Win98 editors often replace characters they don't understand with?
True enough, but is that because the underlying data has been replaced with an ASCII question mark, or because the editor is not smart enough to render data in that encoding? Normally it's the latter, but perhaps once you save a file, it's lost.
Next time I come across this, I'll try to do some tests and report back.
Tom
You're certainly right that Unicode character entities take up more space. I didn't mean to suggest the character entities would be ideal for database storage, but rather for output. I use UTF-8 encoding for database storage, which makes the text as small as it can possibly get. The only problem with this is that I need to remember which tables/records are UTF-8 and which are ASCII, so I can display them properly when I output the text.
Is anyone using UTF-16? I assume anyone doing Asian languages must be using it, but they probably have an appropriate operating system.
UTF-8 and UTF-16 can both represent any language, even the more complex Asian languages. I use UTF-8 to deal with Japanese text.
how do I know what I'm starting from?
You must have control over the input form(s), and specify an encoding there. If you don't know what encodings you're being sent, it's not going to work. There's no way to detect this, because a given set of bytes could translate to different and valid characters in different encodings.
I didn't realize you were a reader here. Can't remember how I found your article.
I didn't mean to suggest the character entities would be ideal for database storage, but rather for output.
Sorry, I meant that was the solution proposed in the WebmasterWorld thread I mentioned. I should have said the solution was "related" or something rather than "essentially the same".

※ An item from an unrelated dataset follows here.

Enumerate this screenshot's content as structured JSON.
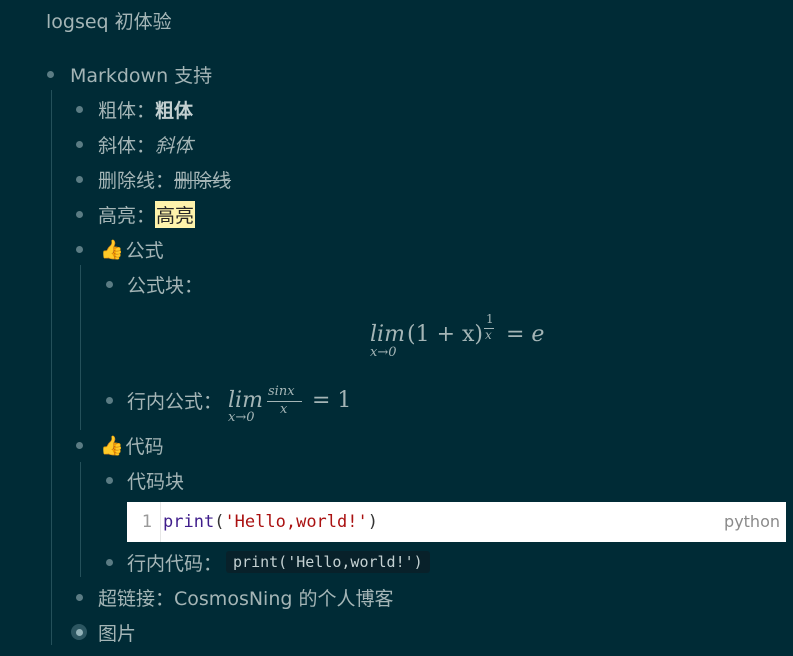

UTF-8 and UTF-16 can both represent any language
Thanks. I should have known better.
You must have control over the input form(s), and specify an encoding
That's the real sticker. One can, of course, set the encoding the forms *expect*, but one can't be certain that every user will be pasting text in using that same character encoding. This only leads to the odd character here and there in my case, but it must be a nightmare in Japanese when someone pastes text from a word processor using one encoding into a form that expects text in a different encoding.
Thanks for the input.
[edited by: ergophobe at 3:58 pm (utc) on Sep. 24, 2004]
I didn't realize you were a reader here.
I've dropped by from time to time when it comes up in search results, but I only discovered this thread because of my referrer logs.
One can, of course, set the encoding the forms *expect*, but one can't be certain that every user will be pasting text in using that same character encoding.
When you set a character encoding for an HTML page, that tells the browser to encode *all* input characters that way *before* sending them on to the server. If you set an input page to UTF-8 encoding, the text will be UTF-8 encoded when it gets to the server. If it's not, something is broken.